Fermented wild rice + kimchi bowl
Kimchi Wild Rice Bowl
Fermented wild rice can form the nutritious base of a delectable salad of chopped, diced, fresh + fermented vegetables including cucumbers, celery, tomatoes, shallots, capsicum, carrots, and kimchi.
Add a few chopped soaked raw nuts of your choice, and season with hint of fresh minced sage and oregano, lemon juice, a little wild rice, raspberry vinegar, salt and pepper.
Plus, you can always add protein of choice to boost nutritional bounty, or serve it hot for a pleasant change.
Once it is fermented wild rice can be consumed entirely raw.
It is simply a matter of taste.
Without boiling the fermented wild rice is crunchy.
Add combinations of soaked walnuts + dried pears or pecans + apples.
Try a Miso Dressing with lots of snow peas and fresh greens. Toss through fermented salsa + smashed avocado.
Fermented Wild Rice
1 1/2 to 2 cups Wild Rice
Place rice in a glass jar and cover with cold water.
Allow the Rice to ferment in a closed jar for 3-4 days at room temperature.
Drain, rinse and refill with cold water once per day.
Note: Some say that rinsing and draining away the liquid can reduce the amount of nutrients.
It is assumed that along with the reduction of phytic acid, the beneficial minerals also are degraded.

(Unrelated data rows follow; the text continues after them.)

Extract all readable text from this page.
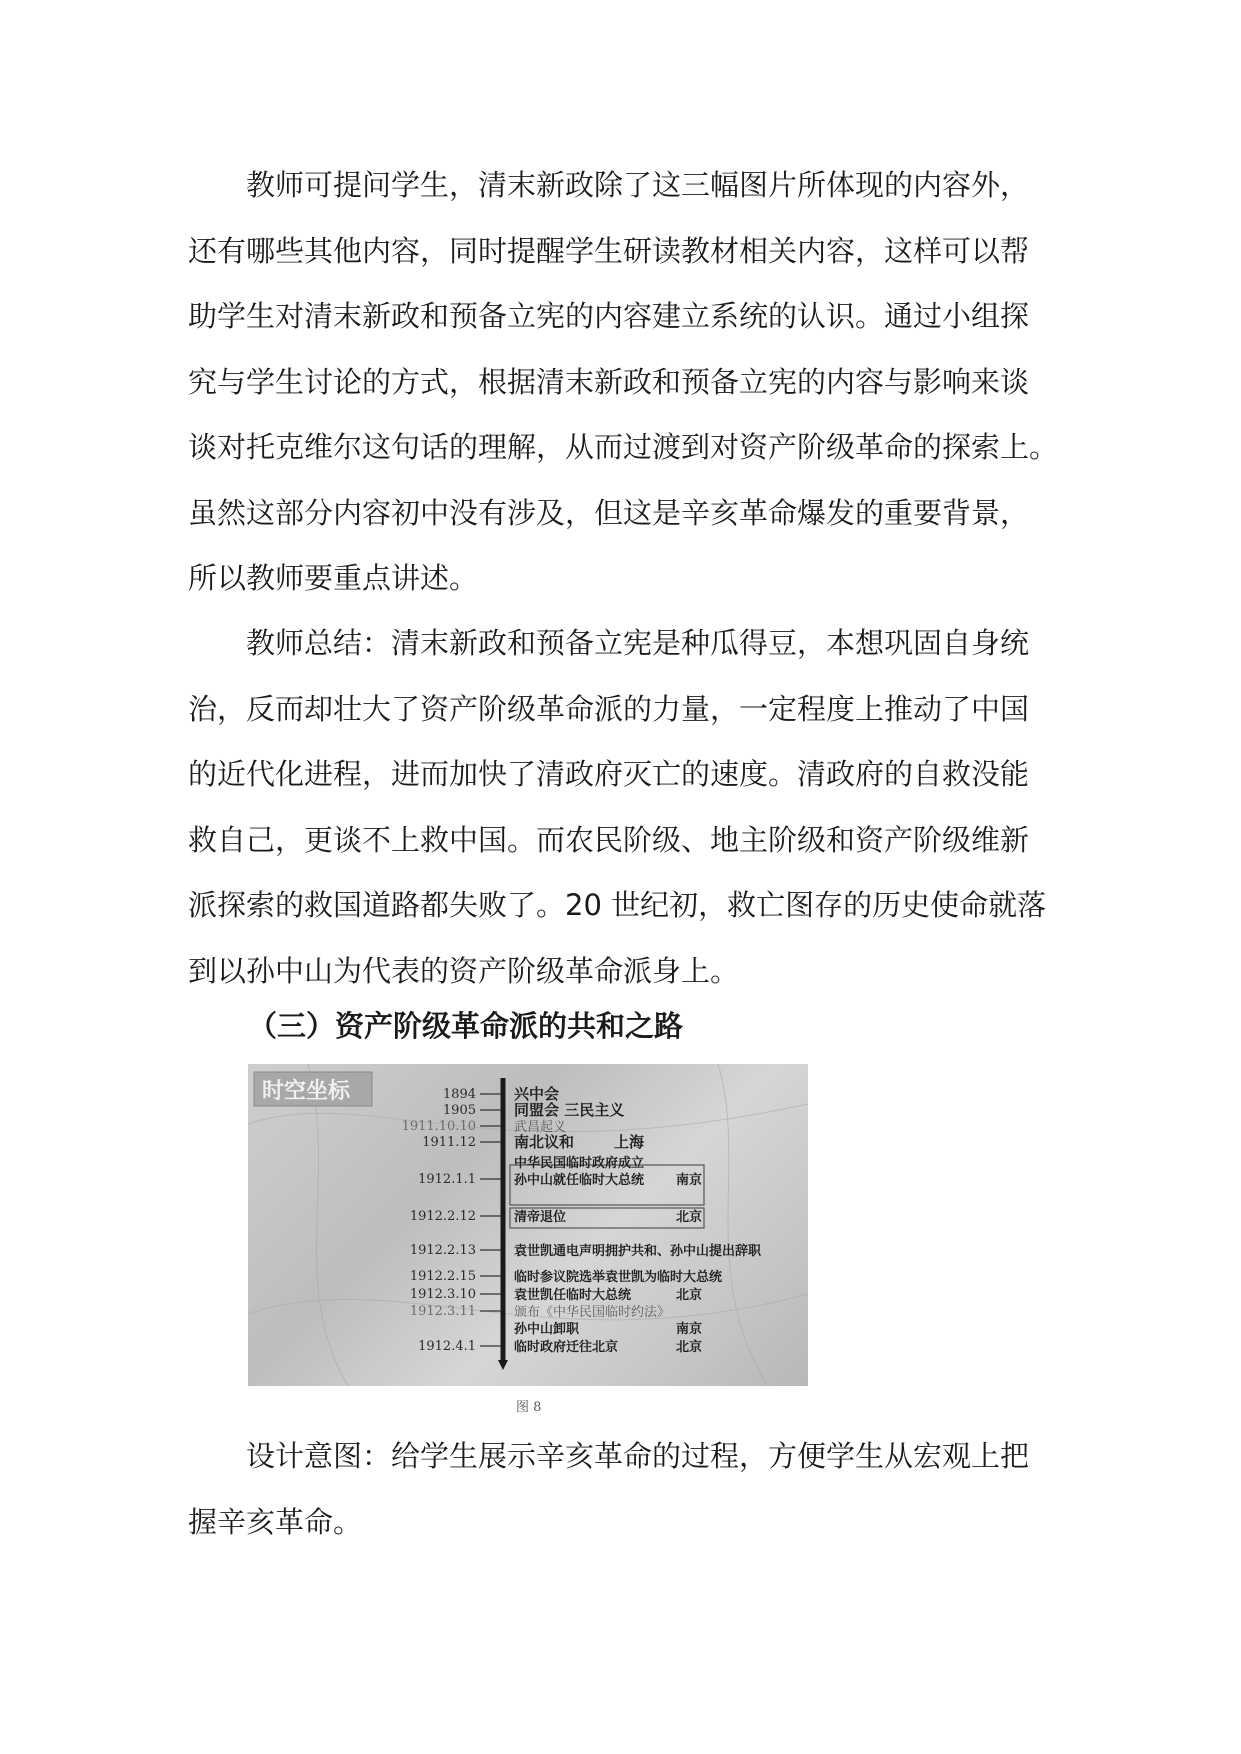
教师可提问学生，清末新政除了这三幅图片所体现的内容外，
还有哪些其他内容，同时提醒学生研读教材相关内容，这样可以帮
助学生对清末新政和预备立宪的内容建立系统的认识。通过小组探
究与学生讨论的方式，根据清末新政和预备立宪的内容与影响来谈
谈对托克维尔这句话的理解，从而过渡到对资产阶级革命的探索上。
虽然这部分内容初中没有涉及，但这是辛亥革命爆发的重要背景，
所以教师要重点讲述。
教师总结：清末新政和预备立宪是种瓜得豆，本想巩固自身统
治，反而却壮大了资产阶级革命派的力量，一定程度上推动了中国
的近代化进程，进而加快了清政府灭亡的速度。清政府的自救没能
救自己，更谈不上救中国。而农民阶级、地主阶级和资产阶级维新
派探索的救国道路都失败了。20 世纪初，救亡图存的历史使命就落
到以孙中山为代表的资产阶级革命派身上。
（三）资产阶级革命派的共和之路
时空坐标	1894	兴中会
1905	同盟会 三民主义
1911.10.10	武昌起义
1911.12	南北议和	上海
中华民国临时政府成立
1912.1.1	孙中山就任临时大总统 南京
1912.2.12	清帝退位	北京
1912.2.13	袁世凯通电声明拥护共和、孙中山提出辞职
1912.2.15	临时参议院选举袁世凯为临时大总统
1912.3.10	袁世凯任临时大总统	北京
1912.3.11	颁布《中华民国临时约法》
孙中山卸职	南京
1912.4.1	临时政府迁往北京	北京
图 8
设计意图：给学生展示辛亥革命的过程，方便学生从宏观上把
握辛亥革命。
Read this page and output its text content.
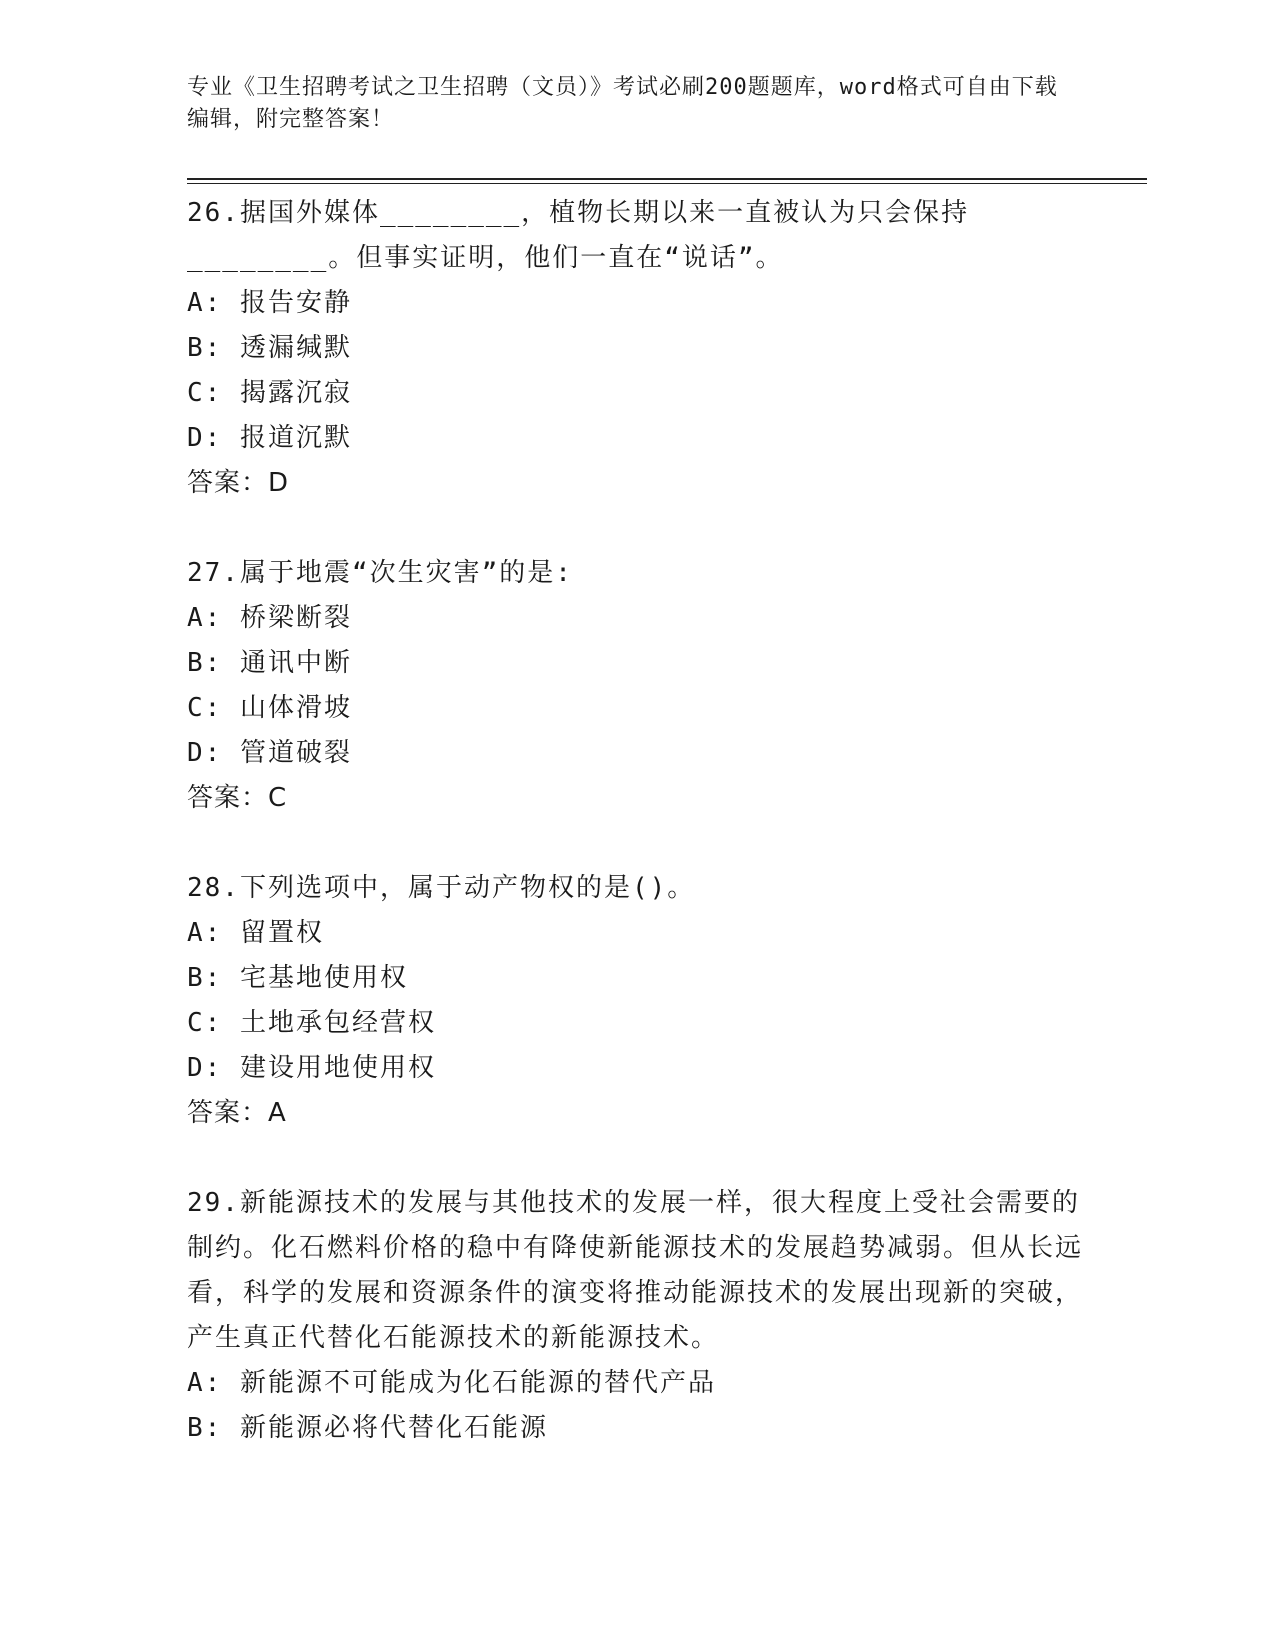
专业《卫生招聘考试之卫生招聘（文员）》考试必刷200题题库，word格式可自由下载编辑，附完整答案！

26.据国外媒体________，植物长期以来一直被认为只会保持________。但事实证明，他们一直在“说话”。

A: 报告安静

B: 透漏缄默

C: 揭露沉寂

D: 报道沉默

答案：D

27.属于地震“次生灾害”的是:

A: 桥梁断裂

B: 通讯中断

C: 山体滑坡

D: 管道破裂

答案：C

28.下列选项中，属于动产物权的是()。

A: 留置权

B: 宅基地使用权

C: 土地承包经营权

D: 建设用地使用权

答案：A

29.新能源技术的发展与其他技术的发展一样，很大程度上受社会需要的制约。化石燃料价格的稳中有降使新能源技术的发展趋势减弱。但从长远看，科学的发展和资源条件的演变将推动能源技术的发展出现新的突破，产生真正代替化石能源技术的新能源技术。

A: 新能源不可能成为化石能源的替代产品

B: 新能源必将代替化石能源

Without rinsing the rice becomes mushy and the water becomes very murky.
To cook: Rinse fermented wild rice and place in a medium sauce pan.
Cover with water.
Bring to a boil, reduce to a simmer. (Medium to low heat setting) Simmer and stir occasionally for 20-25 minutes.
The cooking time is drastically lower than usual since it has soaked for three days!
Once tender enough to your liking rinse the rice under cold water to stop the cooking and prevent clumping.
Do not over cook! Taste test at fifteen minutes.